4 May, 6:14pm

Hoy decidí despertarme hasta las dos de la tarde. La noche anterior Luis había hecho una reunión de amigos suyos, una reunión de treintañeros. Al principio me mostraba reacio a participar en una reunión social y así lo era hasta que Luis me sacó de mi habitación, donde me encontraba leyendo pacíficamente, para que me tomara algo. Opté por una cubata y me senté en el sillón a ver la televisión mientras la concurrencia estaba alrededor de la mesa convidando bocadillos. Un tío que llevaba rato parado se sentó en el sillón y comenzamos a conversar. Resultó ser bombero de la ciudad y la conversación giró en torno de la labor, platicándole de la explosión de Celaya y las aventuras que me había contado Jano en su misma ocupación en Celaya y Apaseo.

Resultó interesante el contraste entre la jornada de bombero en un país tercermundista con respecto a uno de un país europeo: más tecnología, más seguridad, pero menos fuerza en los servicios: sú última aventura fue salvar un halcón atrapado en una antena, así que de poco le sirven la visión nocturna, los sensores en los tanques de oxígeno y demás parafernalia de alta tecnología.

Luego se acercó un tío que había estado en Baja California norte y le había gustado mucho su experiencia mexicana y finalmente uno más que gustaba de la teoría de la conspiración. Lo interesante, otra vez otro contraste, era que el tío que había ido a México y a Las Vegas, ahora se encuentra en paro. ¿Cuántas persona desempleada en México, sin educación profesional, puede decir que se fue a la Côte d'Azur a pasear?

Finalmente me la pasé bastante bien. Además mojé el gaznate con unas Estrellas Galicia que había aparecido.

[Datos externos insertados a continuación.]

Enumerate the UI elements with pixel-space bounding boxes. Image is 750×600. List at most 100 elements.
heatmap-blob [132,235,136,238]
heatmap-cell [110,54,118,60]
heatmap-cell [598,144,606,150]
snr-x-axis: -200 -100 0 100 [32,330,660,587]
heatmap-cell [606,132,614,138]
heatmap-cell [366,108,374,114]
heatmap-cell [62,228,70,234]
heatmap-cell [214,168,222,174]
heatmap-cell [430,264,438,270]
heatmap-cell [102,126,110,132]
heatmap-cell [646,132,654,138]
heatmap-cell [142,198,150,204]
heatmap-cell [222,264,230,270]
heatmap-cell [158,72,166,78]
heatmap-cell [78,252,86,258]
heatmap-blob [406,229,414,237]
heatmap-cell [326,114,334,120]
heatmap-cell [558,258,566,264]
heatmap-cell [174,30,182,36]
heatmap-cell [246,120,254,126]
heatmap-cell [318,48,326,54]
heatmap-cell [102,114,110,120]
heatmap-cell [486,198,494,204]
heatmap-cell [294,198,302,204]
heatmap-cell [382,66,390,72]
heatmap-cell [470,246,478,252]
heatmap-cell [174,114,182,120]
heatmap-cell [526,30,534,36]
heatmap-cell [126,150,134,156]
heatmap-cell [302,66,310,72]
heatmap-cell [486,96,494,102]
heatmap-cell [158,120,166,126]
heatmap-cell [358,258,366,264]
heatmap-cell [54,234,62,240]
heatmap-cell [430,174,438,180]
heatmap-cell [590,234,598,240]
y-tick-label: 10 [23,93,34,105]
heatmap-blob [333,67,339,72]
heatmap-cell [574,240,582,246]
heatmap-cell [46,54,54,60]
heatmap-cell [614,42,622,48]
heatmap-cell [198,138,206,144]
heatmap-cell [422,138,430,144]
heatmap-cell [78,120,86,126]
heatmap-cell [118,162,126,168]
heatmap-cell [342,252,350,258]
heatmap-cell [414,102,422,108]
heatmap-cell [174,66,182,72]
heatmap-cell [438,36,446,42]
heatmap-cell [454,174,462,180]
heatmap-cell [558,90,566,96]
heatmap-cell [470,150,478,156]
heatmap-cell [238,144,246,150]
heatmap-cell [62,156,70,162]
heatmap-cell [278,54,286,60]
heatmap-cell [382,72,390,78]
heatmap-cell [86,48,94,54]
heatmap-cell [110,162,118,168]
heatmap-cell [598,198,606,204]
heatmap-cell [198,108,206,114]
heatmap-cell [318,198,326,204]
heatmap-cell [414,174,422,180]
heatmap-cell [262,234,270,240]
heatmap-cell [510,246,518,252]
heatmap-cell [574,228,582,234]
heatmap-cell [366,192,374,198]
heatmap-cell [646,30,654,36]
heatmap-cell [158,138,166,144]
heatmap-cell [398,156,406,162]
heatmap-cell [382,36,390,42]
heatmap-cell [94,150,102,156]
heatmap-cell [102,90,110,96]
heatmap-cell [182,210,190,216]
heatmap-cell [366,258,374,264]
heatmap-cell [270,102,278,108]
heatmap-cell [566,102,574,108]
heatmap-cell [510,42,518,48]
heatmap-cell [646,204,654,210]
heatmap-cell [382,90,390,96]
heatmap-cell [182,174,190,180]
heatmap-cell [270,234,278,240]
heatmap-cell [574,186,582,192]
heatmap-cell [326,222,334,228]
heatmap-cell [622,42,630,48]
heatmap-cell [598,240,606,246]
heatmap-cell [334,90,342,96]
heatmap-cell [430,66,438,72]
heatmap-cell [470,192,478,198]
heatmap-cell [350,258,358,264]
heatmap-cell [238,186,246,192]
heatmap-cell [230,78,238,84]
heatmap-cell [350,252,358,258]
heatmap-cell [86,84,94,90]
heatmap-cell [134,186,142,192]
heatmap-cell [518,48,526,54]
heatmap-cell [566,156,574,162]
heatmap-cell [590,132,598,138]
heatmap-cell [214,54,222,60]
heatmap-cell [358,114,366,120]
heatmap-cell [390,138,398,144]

La cosa acabó a las tres de la mañana, aunque todos seguirían la fiesta en la playa, yo opté por quedarme a dormir. Y me desperté hasta las dos de la tarde.

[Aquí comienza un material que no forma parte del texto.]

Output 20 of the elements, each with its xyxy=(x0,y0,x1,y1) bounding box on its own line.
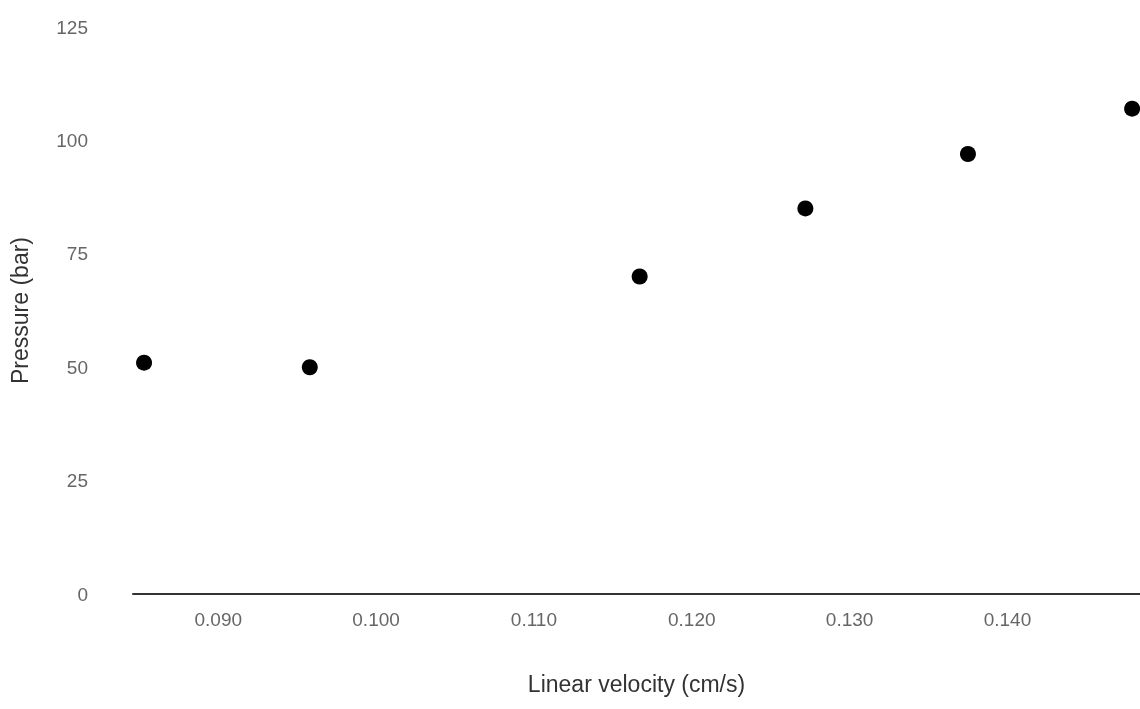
x-tick-label: 0.140 xyxy=(983,609,1032,630)
point xyxy=(959,146,976,162)
point xyxy=(136,354,153,371)
y-tick-label: 50 xyxy=(66,356,88,378)
y-tick-label: 125 xyxy=(56,16,88,38)
y-tick-label: 25 xyxy=(66,470,88,492)
x-tick-label: 0.090 xyxy=(194,609,243,630)
x-tick-label: 0.110 xyxy=(510,609,557,630)
point xyxy=(631,268,648,285)
y-tick-label: 100 xyxy=(56,129,88,151)
point xyxy=(797,200,814,217)
point xyxy=(1124,100,1140,117)
y-tick-label: 75 xyxy=(66,243,88,265)
x-tick-label: 0.100 xyxy=(352,609,400,630)
y-axis-title: Pressure (bar) xyxy=(6,237,33,384)
x-tick-label: 0.130 xyxy=(825,609,874,630)
x-axis-title: Linear velocity (cm/s) xyxy=(527,670,746,697)
x-tick-label: 0.120 xyxy=(667,609,716,630)
point xyxy=(301,359,318,376)
y-tick-label: 0 xyxy=(77,583,88,605)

Me desperté con la sorpresa que todos los encendedores habían desaparecido y que no podía prender la estufa para desayunar. Me tuve que limitar a un cereal. ¿Qué hacer? Sólo había dos opciones: salir a caminar o a la computadora. Pero pasado el rato sin decidir, me dió hambre. Era un domingo de fiaca y no tenía ánimo de enfrentarme a la gastronomía en algún lugar nuevo, así que me puse en mi papel de extranjero mediocre y me fui en busca de un Burger King. Llegué de nuevo al Palexco (ahí compré mi nuevo celular) y pedí una Whopper. Decepcionante, simplemente decepcionante, pero aplacó el hambre y recobré el ánimo para caminar. Llegué a La Casa del Hombre. Entré motivado porque sabía que había una sala de cine ahí dentro. No era lo que esperaba, era más bien una sala pequeña y proyectaban un documental sobre las ilusiones ópticas, muy al estilo del Discovery Channel. Recorrí la ecléctica exposición de anatomía, fisiología y evolución, que me gustó.

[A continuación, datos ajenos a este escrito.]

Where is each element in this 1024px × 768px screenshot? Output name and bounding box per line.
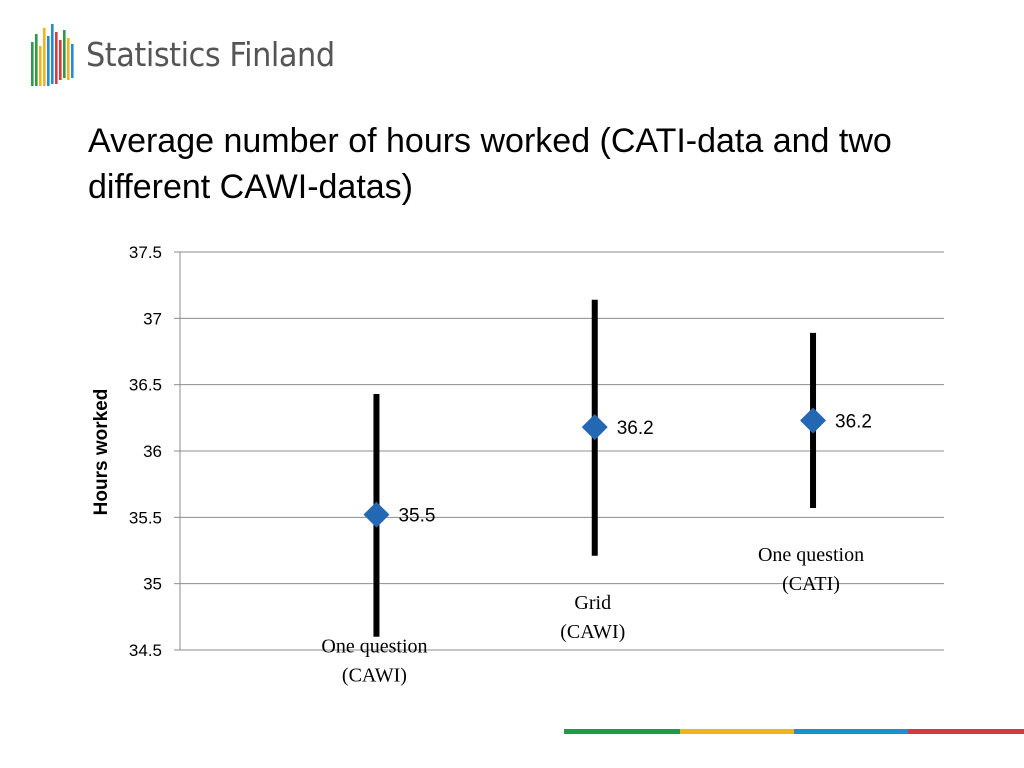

Caminando de vuelta, sumido en mis pensamientos, me topé con una idea que me estremeció: pensaba en que he hecho cosas buenas en mi vida, que he sido un buen tipo, y de pronto la oración se presentó: "Víctor, mereces ser feliz". Sentí que la piel se me erizaba. Jamás había pensado en ello. Recordé que en la adolescencia, cuando supe del contenido de la obra de Freud, "el malestar en la cultura", que el hombre había entregado su felicidad con el fin de desarrollar una cultura que lo proteja, y acepté ese hecho bajo la forma que nadie tendría derecho a la felicidad plena, que esa pretensión era fútil, y es más, hasta destructiva. Ahora sumemos una baja autoestima, pues tenemos el cóctel de la aceptación resignada de una vida sin felicidad. Entonces se comprende que encontrarme con esta declaración, aceptar que merezco ser feliz, fue relampagueante. Lo importante es la palabra "merecer", he vivido mi vida convencido de que nadie merece serlo y que lo mejor es aceptar de la mejor manera que la felicidad no es viable en nuestra sociedad. Ahora el péndulo de los prejuicios parece ir en el otro sentido, a su punto de equilibrio. Para ser feliz hay que aceptar la posibilidad de serlo.